Instead of answering “what is he doing?”, I answer “how to get him to do what I want?” There are 5 types of embedding, all available in GNU C89, C99 and C ++:
always on line if the address is not busy
Add __attribute__((always_inline)) to any ad, and then use one of the following cases to handle the possibility of receiving its address.
You probably should never use this unless you need its semantics (for example, to affect the assembly in a certain way or use alloca ). The compiler usually knows better than you if it’s worth it.
built-in and emitting a weak character (for example, C ++, it is “just make it work”)
__attribute__((weak)) void foo(void); inline void foo(void) { ... }
Note that this leaves a bunch of copies of the same code, and the linker selects one arbitrarily.
inline but never emits any character (leaving external links)
__attribute__((gnu_inline)) extern inline void foo(void) { ... }
always throw away (for one TU, to resolve the previous one)
The hint produces a weak character in C ++, but a strong character in any of the C dialects:
void foo(void); inline void foo(void) { ... }
Or you can do this without a hint that emits a strong character in both languages:
void foo(void) { ... }
Typically, you know what language your TU is in when you provide definitions, and you probably don't need to embed much.

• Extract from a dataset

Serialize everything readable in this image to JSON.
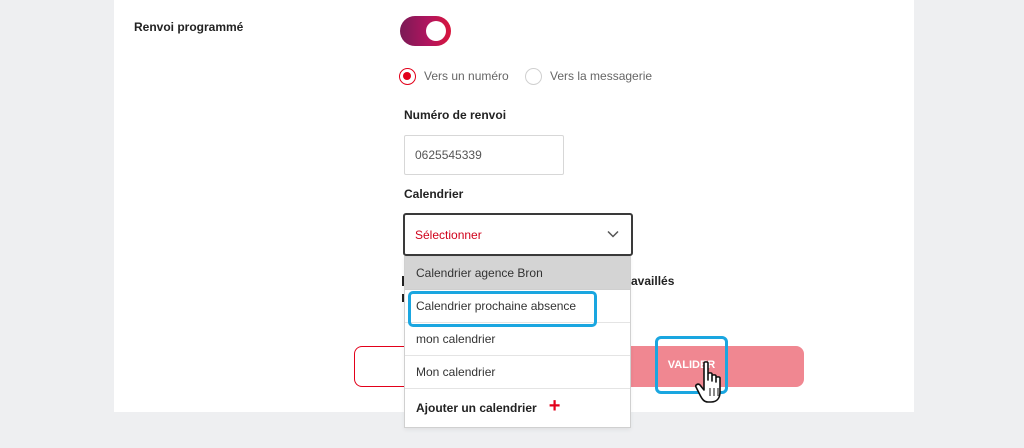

built-in and radiating in each TU
static inline void foo(void) { ... }
For all of this, besides static , you can add the void foo(void) declaration above. This helps with the "best practice" of writing clean headers, and then #include separate file with inline definitions. Then, if C-style strings are used, #define defines the macro differently in one dedicated TU to provide definitions outside the string.
Do not forget extern "C" if the header can be used from either C or C ++!